Friday, March 14th, 2008

The Ministry of Defence has been accused of supplying “misleading propaganda” to schools and attempting to recruit pupils into the army.The children’s secretary, Ed Balls, has written to officials in the MoD asking them to investigate teachers’ claims that their worksheets for 16- to 18-year-olds provide a one-sided view on the war in Iraq.

The National Union of Teachers said the MoD was “unethically” targeting recruitment materials at schools in disadvantaged areas.

Steve Sinnott, the union’s general secretary, said: “It is propaganda, it does not present a balanced position.

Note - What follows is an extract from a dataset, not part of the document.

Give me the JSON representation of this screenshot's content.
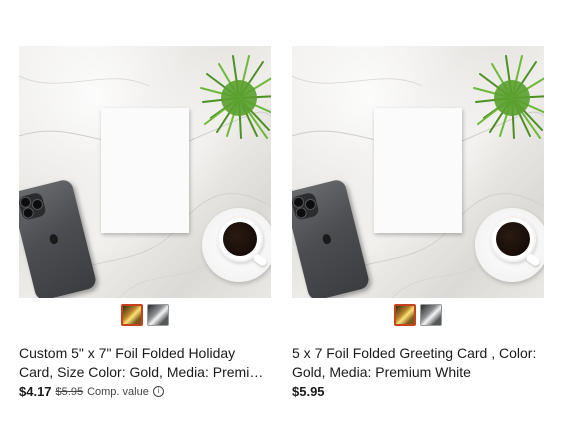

“When you are dealing with something as controversial as Iraq and different events which led up to the invasion, teachers are under an enormous duty to present material which is balanced.”

One worksheet supplied by the MoD and designed by a private marketing company, Kids Connections, describes the UK force’s efforts in Iraq as mainly targeted at “helping the Iraqis to rebuild their country after the conflict and years of neglect”.

It describes the work the armed forces have done in security and reconstruction, and notes the 2005 democratic elections. But union officials said it failed to mention the US-led invasion, Iraqi civilian deaths and the fact that no weapons of mass destruction were ever found.

The NUT will debate the issue at its annual conference in Manchester next week. Teachers are regularly sent model lesson plans, worksheets and other teaching materials by government departments, charities and private companies, but these are required by law to give a balanced political view. A report by the Joseph Rowntree Charitable Trust in January highlighted websites set up by the MoD targeted at 12- to 17-year-olds, but noted that some recruitment tactics targeted children as young as seven. “Children are introduced to the potential benefits of a forces career, but not to its risks,” the report said.

The union wrote to Balls in October expressing concern over the materials. Balls in turn promised to take the issue up with MoD officials.

A motion to be discussed at the NUT conference would, if passed, commit the union to “actively opposing military recruitment activities in schools across England and Wales”. The Educational Institute of Scotland has already opposed military recruitment in Scotland.

The MoD said in a statement: “The … programme is a set of web-based resources whose use is completely voluntary. We have consulted widely with teachers and students during the development of these products and feedback from schools has been extremely encouraging. They are designed to support teachers in delivering a whole range of subjects across the national curriculum and its equivalents in Scotland and Wales. We are happy to engage with the NUT to discuss further.”